La veille de la réunion, qui rassembla des chefs de 11 pays latino-américains et de 22 nations arabes, dont sept membres de l’Organisation des pays exportateurs de pétrole (OPEP), les chefs d’État du Venezuela, du Brésil et de l’Argentine se sont mis d’accord pour « une plus grande intégration politique, énergétique et culturelle sud-américaine  », en annonçant la création d’une entreprise pétrolière commune, Petrosur.
La transnationale sud-américaine démarrerait avec des investissements conjoints sur trois projets : l’exploration gazifière et pétrolière en Argentine, la construction d’une raffinerie dans le nord du Brésil pour traiter du pétrole vénézuélien, et l’exploration pétrolière dans le bassin de l’Orénoque au Venezuela.
« Cela en est terminé des prétentions hégémoniques d’une puissance ou d’une superpuissance qui prétend être le maître du monde et qui prétend lui dicter les codes de conduite et les modèles politiques et économiques  », dit Chávez, faisant une allusion claire aux Etats-Unis.
Le président vénézuélien prétend convertir Petrosur en moteur de développement de la Communauté sud-américaine des nations, créée en décembre passé lors du IIIe Sommet sud-américain, à Cuzco, un ambitieux projet d’intégration politique et économique qui cherche la convergence « physique, énergétique et de communications  » entre les pays membres du Mercosur [Marché commun du Cône Sud] et la Communauté andine (CAN), et auquel se joindront la Guyane et le Surinam.
Chávez navigue sur la crête d’une vague tant politique qu’économique, avantagé par le prix élevé du pétrole sur le marché mondial, 17 USD au-dessus des prévisions dans son budget fiscal pour cette année.
Ceci lui a permis non seulement de soutenir une politique expansive de dépenses pour financer des programmes sociaux dans son pays - ce qui lui a valu, selon les sondages, un solide appui populaire, mais aussi de conclure des accords économiques et de coopération, dont des trocs et des donations, avec une grande partie de la région, et même au-delà .
L’utilisation du pétrole comme arme diplomatique n’est pas nouvelle dans la politique vénézuélienne, mais le gouvernement de Chávez a poussé cette stratégie à l’extrême, en offrant des opportunités d’affaires dans plusieurs secteurs énergétiques, en signant des accords sur le pétrole et le gaz, ainsi qu’en apportant de l’aide, des donations et des facilités pétrolières à un grand nombre de pays, spécialement du Tiers Monde.
" La diplomatie pétrolière de Chávez cherche à prendre ses distances avec les Etats-Unis, tandis qu’elle resserre les liens pétroliers avec la Chine et l’Amérique latine.

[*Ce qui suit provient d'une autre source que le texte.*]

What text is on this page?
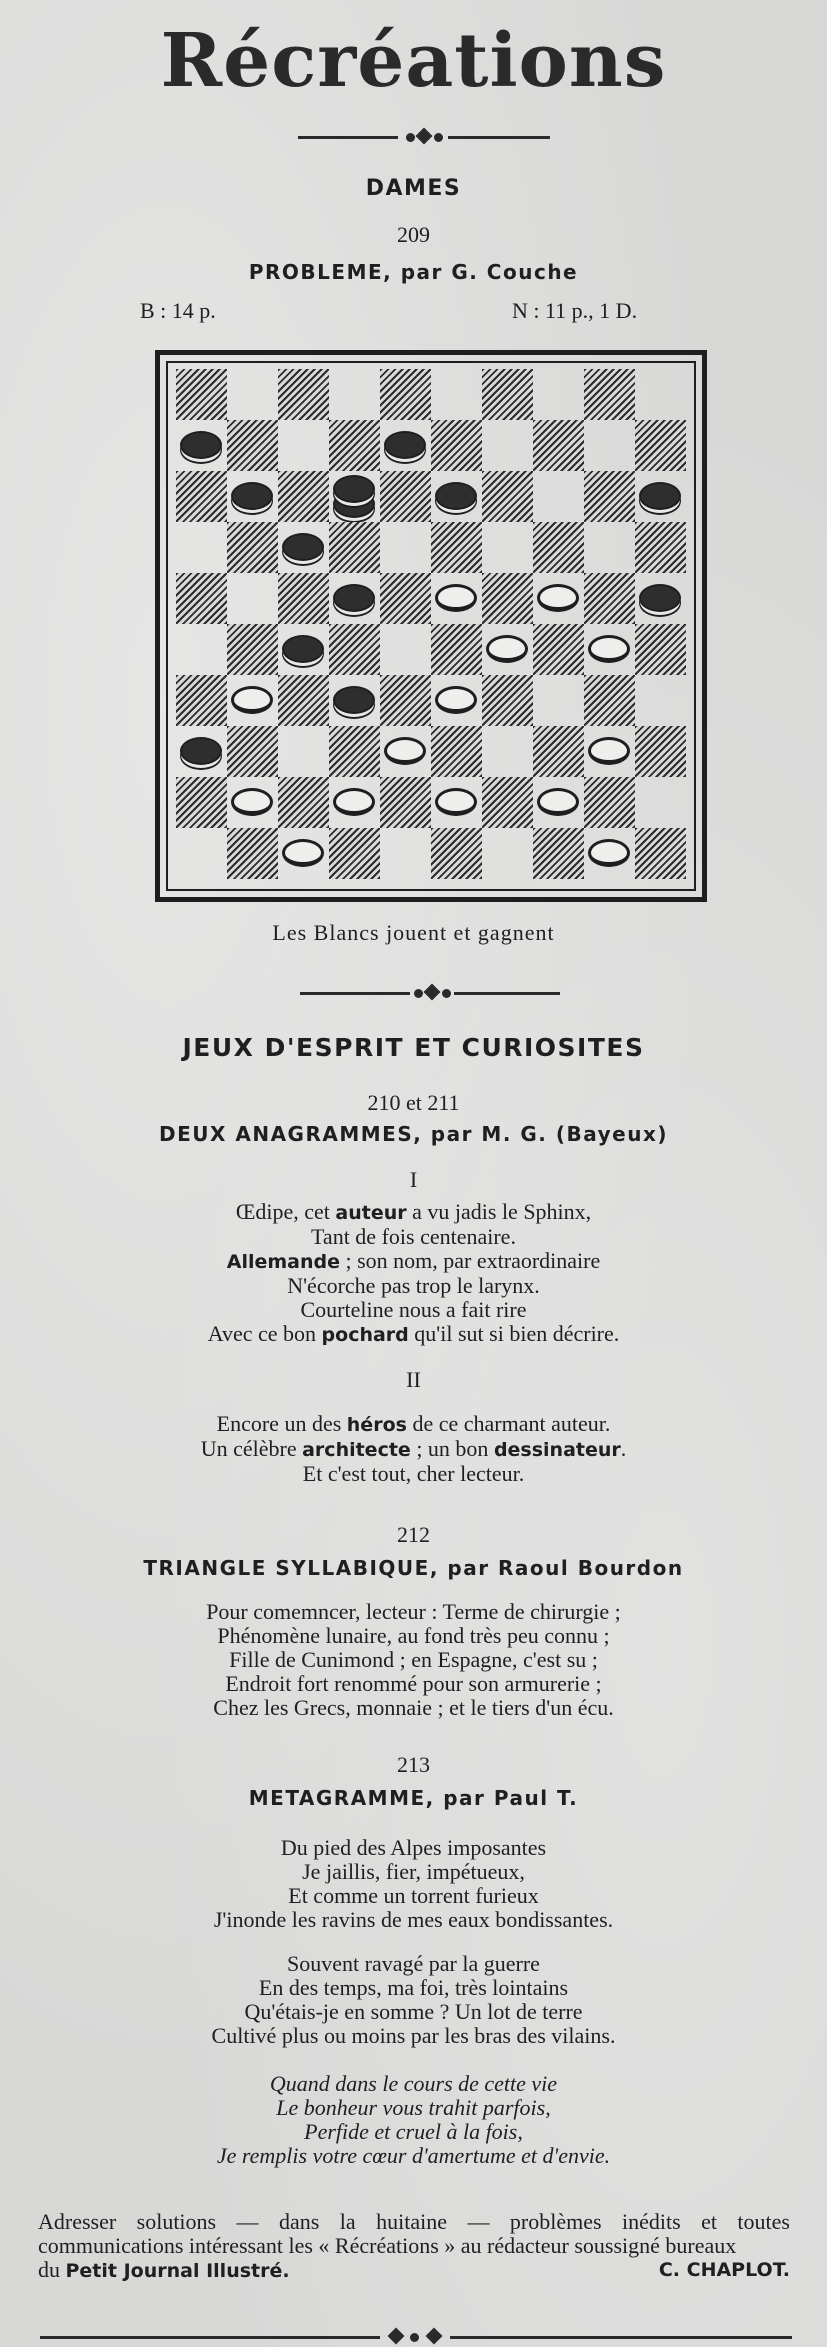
Récréations
DAMES
209
PROBLEME, par G. Couche
B : 14 p.	N : 11 p., 1 D.
Les Blancs jouent et gagnent
JEUX D'ESPRIT ET CURIOSITES
210 et 211
DEUX ANAGRAMMES, par M. G. (Bayeux)
I
Œdipe, cet auteur a vu jadis le Sphinx,
Tant de fois centenaire.
Allemande ; son nom, par extraordinaire
N'écorche pas trop le larynx.
Courteline nous a fait rire
Avec ce bon pochard qu'il sut si bien décrire.
II
Encore un des héros de ce charmant auteur.
Un célèbre architecte ; un bon dessinateur.
Et c'est tout, cher lecteur.
212
TRIANGLE SYLLABIQUE, par Raoul Bourdon
Pour comemncer, lecteur : Terme de chirurgie ;
Phénomène lunaire, au fond très peu connu ;
Fille de Cunimond ; en Espagne, c'est su ;
Endroit fort renommé pour son armurerie ;
Chez les Grecs, monnaie ; et le tiers d'un écu.
213
METAGRAMME, par Paul T.
Du pied des Alpes imposantes
Je jaillis, fier, impétueux,
Et comme un torrent furieux
J'inonde les ravins de mes eaux bondissantes.
Souvent ravagé par la guerre
En des temps, ma foi, très lointains
Qu'étais-je en somme ? Un lot de terre
Cultivé plus ou moins par les bras des vilains.
Quand dans le cours de cette vie
Le bonheur vous trahit parfois,
Perfide et cruel à la fois,
Je remplis votre cœur d'amertume et d'envie.
Adresser solutions — dans la huitaine — problèmes inédits et toutes communications intéressant les « Récréations » au rédacteur soussigné bureaux
du Petit Journal Illustré.	C. CHAPLOT.
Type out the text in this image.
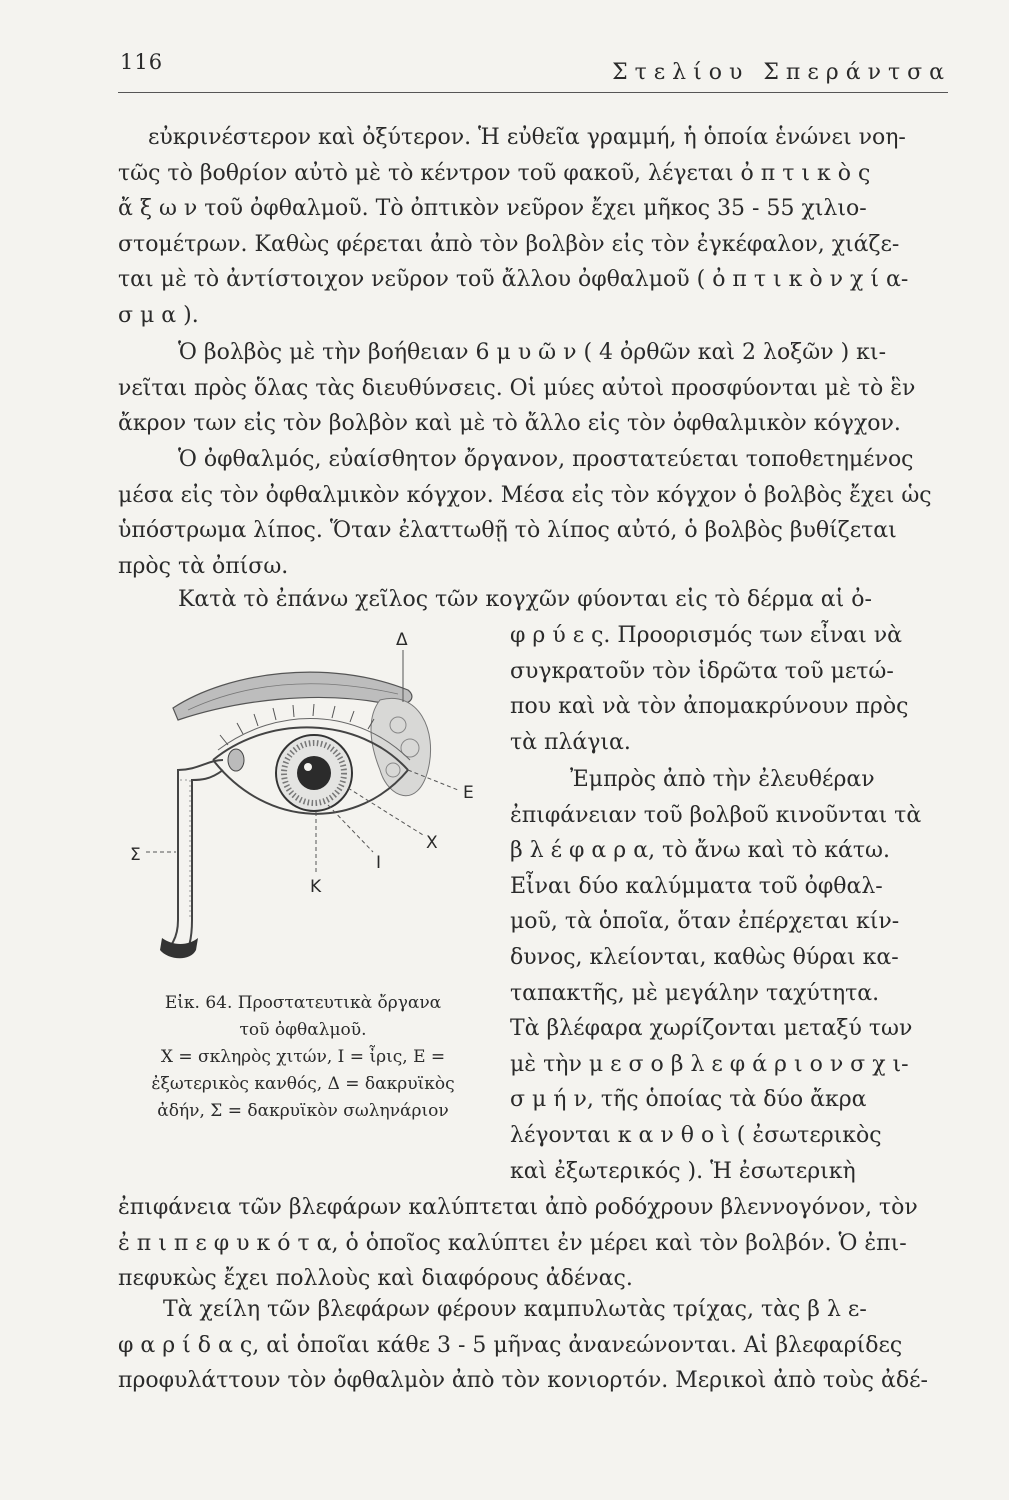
116	Στελίου Σπεράντσα

εὐκρινέστερον καὶ ὀξύτερον. Ἡ εὐθεῖα γραμμή, ἡ ὁποία ἑνώνει νοη-
τῶς τὸ βοθρίον αὐτὸ μὲ τὸ κέντρον τοῦ φακοῦ, λέγεται ὀ π τ ι κ ὸ ς
ἄ ξ ω ν τοῦ ὀφθαλμοῦ. Τὸ ὀπτικὸν νεῦρον ἔχει μῆκος 35 - 55 χιλιο-
στομέτρων. Καθὼς φέρεται ἀπὸ τὸν βολβὸν εἰς τὸν ἐγκέφαλον, χιάζε-
ται μὲ τὸ ἀντίστοιχον νεῦρον τοῦ ἄλλου ὀφθαλμοῦ ( ὀ π τ ι κ ὸ ν χ ί α-
σ μ α ).

Ὁ βολβὸς μὲ τὴν βοήθειαν 6 μ υ ῶ ν ( 4 ὀρθῶν καὶ 2 λοξῶν ) κι-
νεῖται πρὸς ὅλας τὰς διευθύνσεις. Οἱ μύες αὐτοὶ προσφύονται μὲ τὸ ἓν
ἄκρον των εἰς τὸν βολβὸν καὶ μὲ τὸ ἄλλο εἰς τὸν ὀφθαλμικὸν κόγχον.

Ὁ ὀφθαλμός, εὐαίσθητον ὄργανον, προστατεύεται τοποθετημένος
μέσα εἰς τὸν ὀφθαλμικὸν κόγχον. Μέσα εἰς τὸν κόγχον ὁ βολβὸς ἔχει ὡς
ὑπόστρωμα λίπος. Ὅταν ἐλαττωθῇ τὸ λίπος αὐτό, ὁ βολβὸς βυθίζεται
πρὸς τὰ ὀπίσω.

Κατὰ τὸ ἐπάνω χεῖλος τῶν κογχῶν φύονται εἰς τὸ δέρμα αἱ ὀ-

φ ρ ύ ε ς. Προορισμός των εἶναι νὰ
συγκρατοῦν τὸν ἱδρῶτα τοῦ μετώ-
που καὶ νὰ τὸν ἀπομακρύνουν πρὸς
τὰ πλάγια.

Ἐμπρὸς ἀπὸ τὴν ἐλευθέραν
ἐπιφάνειαν τοῦ βολβοῦ κινοῦνται τὰ
β λ έ φ α ρ α, τὸ ἄνω καὶ τὸ κάτω.
Εἶναι δύο καλύμματα τοῦ ὀφθαλ-
μοῦ, τὰ ὁποῖα, ὅταν ἐπέρχεται κίν-
δυνος, κλείονται, καθὼς θύραι κα-
ταπακτῆς, μὲ μεγάλην ταχύτητα.
Τὰ βλέφαρα χωρίζονται μεταξύ των
μὲ τὴν μ ε σ ο β λ ε φ ά ρ ι ο ν σ χ ι-
σ μ ή ν, τῆς ὁποίας τὰ δύο ἄκρα
λέγονται κ α ν θ ο ὶ ( ἐσωτερικὸς
καὶ ἐξωτερικός ). Ἡ ἐσωτερικὴ

ἐπιφάνεια τῶν βλεφάρων καλύπτεται ἀπὸ ροδόχρουν βλεννογόνον, τὸν
ἐ π ι π ε φ υ κ ό τ α, ὁ ὁποῖος καλύπτει ἐν μέρει καὶ τὸν βολβόν. Ὁ ἐπι-
πεφυκὼς ἔχει πολλοὺς καὶ διαφόρους ἀδένας.

Τὰ χείλη τῶν βλεφάρων φέρουν καμπυλωτὰς τρίχας, τὰς β λ ε-
φ α ρ ί δ α ς, αἱ ὁποῖαι κάθε 3 - 5 μῆνας ἀνανεώνονται. Αἱ βλεφαρίδες
προφυλάττουν τὸν ὀφθαλμὸν ἀπὸ τὸν κονιορτόν. Μερικοὶ ἀπὸ τοὺς ἀδέ-

Δ
Ε
Χ
Ι
Κ
Σ

Εἰκ. 64. Προστατευτικὰ ὄργανα
τοῦ ὀφθαλμοῦ.
Χ = σκληρὸς χιτών, Ι = ἶρις, Ε =
ἐξωτερικὸς κανθός, Δ = δακρυϊκὸς
ἀδήν, Σ = δακρυϊκὸν σωληνάριον
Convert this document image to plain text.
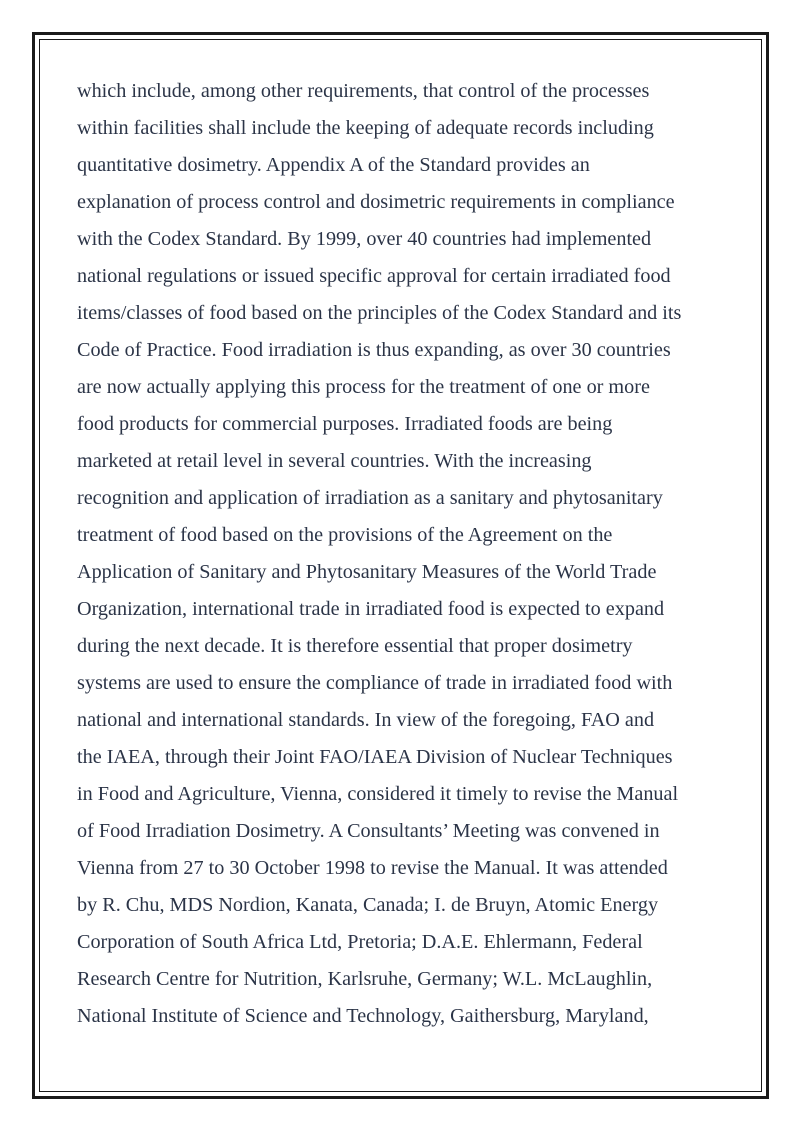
which include, among other requirements, that control of the processes
within facilities shall include the keeping of adequate records including
quantitative dosimetry. Appendix A of the Standard provides an
explanation of process control and dosimetric requirements in compliance
with the Codex Standard. By 1999, over 40 countries had implemented
national regulations or issued specific approval for certain irradiated food
items/classes of food based on the principles of the Codex Standard and its
Code of Practice. Food irradiation is thus expanding, as over 30 countries
are now actually applying this process for the treatment of one or more
food products for commercial purposes. Irradiated foods are being
marketed at retail level in several countries. With the increasing
recognition and application of irradiation as a sanitary and phytosanitary
treatment of food based on the provisions of the Agreement on the
Application of Sanitary and Phytosanitary Measures of the World Trade
Organization, international trade in irradiated food is expected to expand
during the next decade. It is therefore essential that proper dosimetry
systems are used to ensure the compliance of trade in irradiated food with
national and international standards. In view of the foregoing, FAO and
the IAEA, through their Joint FAO/IAEA Division of Nuclear Techniques
in Food and Agriculture, Vienna, considered it timely to revise the Manual
of Food Irradiation Dosimetry. A Consultants’ Meeting was convened in
Vienna from 27 to 30 October 1998 to revise the Manual. It was attended
by R. Chu, MDS Nordion, Kanata, Canada; I. de Bruyn, Atomic Energy
Corporation of South Africa Ltd, Pretoria; D.A.E. Ehlermann, Federal
Research Centre for Nutrition, Karlsruhe, Germany; W.L. McLaughlin,
National Institute of Science and Technology, Gaithersburg, Maryland,
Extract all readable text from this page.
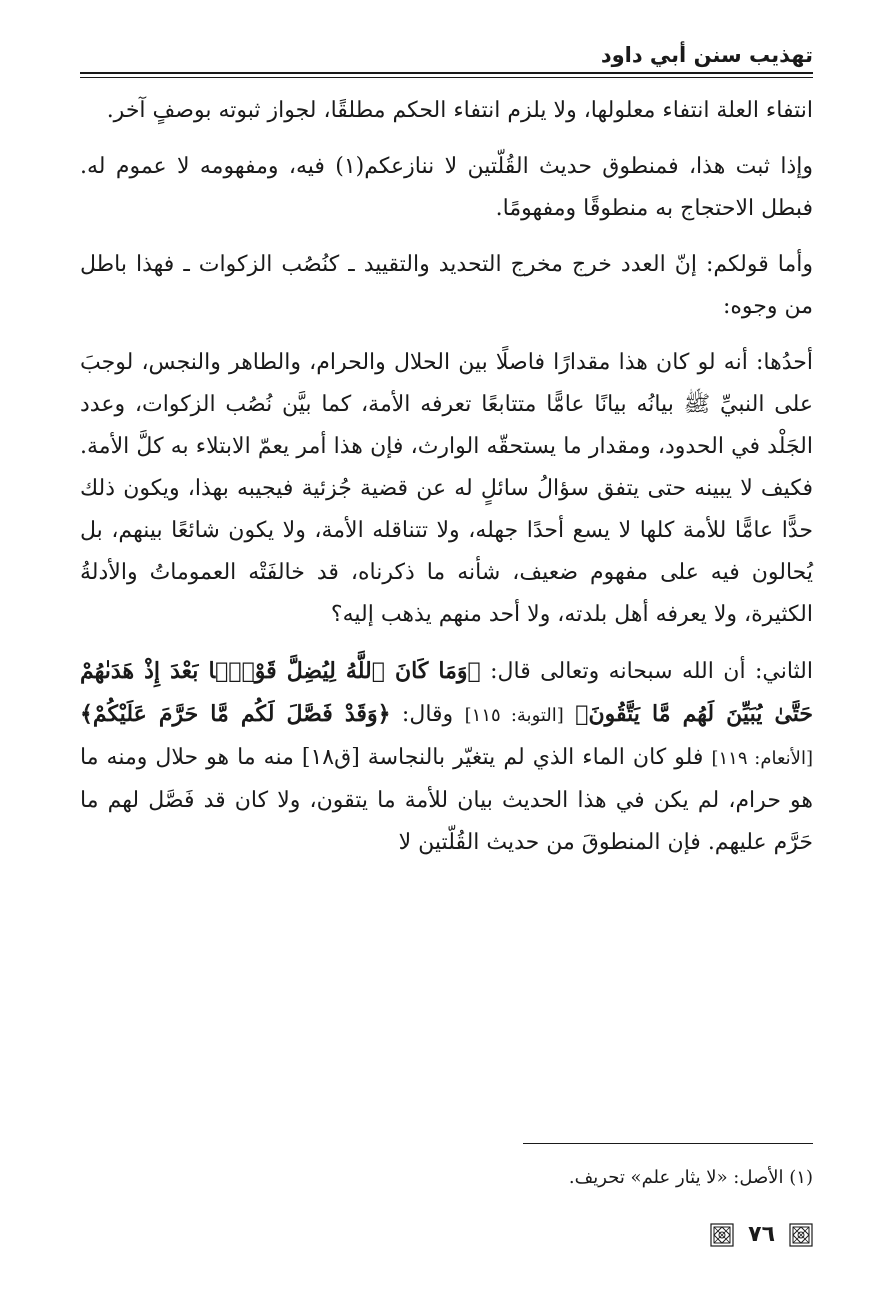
تهذيب سنن أبي داود

انتفاء العلة انتفاء معلولها، ولا يلزم انتفاء الحكم مطلقًا، لجواز ثبوته بوصفٍ آخر.

وإذا ثبت هذا، فمنطوق حديث القُلّتين لا ننازعكم(١) فيه، ومفهومه لا عموم له. فبطل الاحتجاج به منطوقًا ومفهومًا.

وأما قولكم: إنّ العدد خرج مخرج التحديد والتقييد ـ كنُصُب الزكوات ـ فهذا باطل من وجوه:

أحدُها: أنه لو كان هذا مقدارًا فاصلًا بين الحلال والحرام، والطاهر والنجس، لوجبَ على النبيِّ ﷺ بيانُه بيانًا عامًّا متتابعًا تعرفه الأمة، كما بيَّن نُصُب الزكوات، وعدد الجَلْد في الحدود، ومقدار ما يستحقّه الوارث، فإن هذا أمر يعمّ الابتلاء به كلَّ الأمة. فكيف لا يبينه حتى يتفق سؤالُ سائلٍ له عن قضية جُزئية فيجيبه بهذا، ويكون ذلك حدًّا عامًّا للأمة كلها لا يسع أحدًا جهله، ولا تتناقله الأمة، ولا يكون شائعًا بينهم، بل يُحالون فيه على مفهوم ضعيف، شأنه ما ذكرناه، قد خالفَتْه العموماتُ والأدلةُ الكثيرة، ولا يعرفه أهل بلدته، ولا أحد منهم يذهب إليه؟

الثاني: أن الله سبحانه وتعالى قال: ﴿وَمَا كَانَ ٱللَّهُ لِيُضِلَّ قَوْمًۢا بَعْدَ إِذْ هَدَىٰهُمْ حَتَّىٰ يُبَيِّنَ لَهُم مَّا يَتَّقُونَ﴾ [التوبة: ١١٥] وقال: ﴿وَقَدْ فَصَّلَ لَكُم مَّا حَرَّمَ عَلَيْكُمْ﴾ [الأنعام: ١١٩] فلو كان الماء الذي لم يتغيّر بالنجاسة [ق١٨] منه ما هو حلال ومنه ما هو حرام، لم يكن في هذا الحديث بيان للأمة ما يتقون، ولا كان قد فَصَّل لهم ما حَرَّم عليهم. فإن المنطوقَ من حديث القُلّتين لا

(١) الأصل: «لا يثار علم» تحريف.
٧٦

L’idée est de rassembler les nations de la région, spécialement les nations sud-américaines, au sein d’un plan géopolitique ", a expliqué à LND MarÃa Teresa Romero, politologue de Visión Venezolana.
Mais pour cela, Chávez doit s’assurer des recettes pétrolières soutenues, et cette année il s’est mis en campagne pour en obtenir à plus long terme. En avril, le ministre de l’Énergie et du Pétrole et le président du holding étatique Petroleos de Venezuela (PDVSA), Rafaë l Ramirez, ont annoncé que d’ici six mois, toute entreprise étrangère opérant dans leur pays devra former une entreprise mixte avec le gouvernement, qui en contrôlerait 51%.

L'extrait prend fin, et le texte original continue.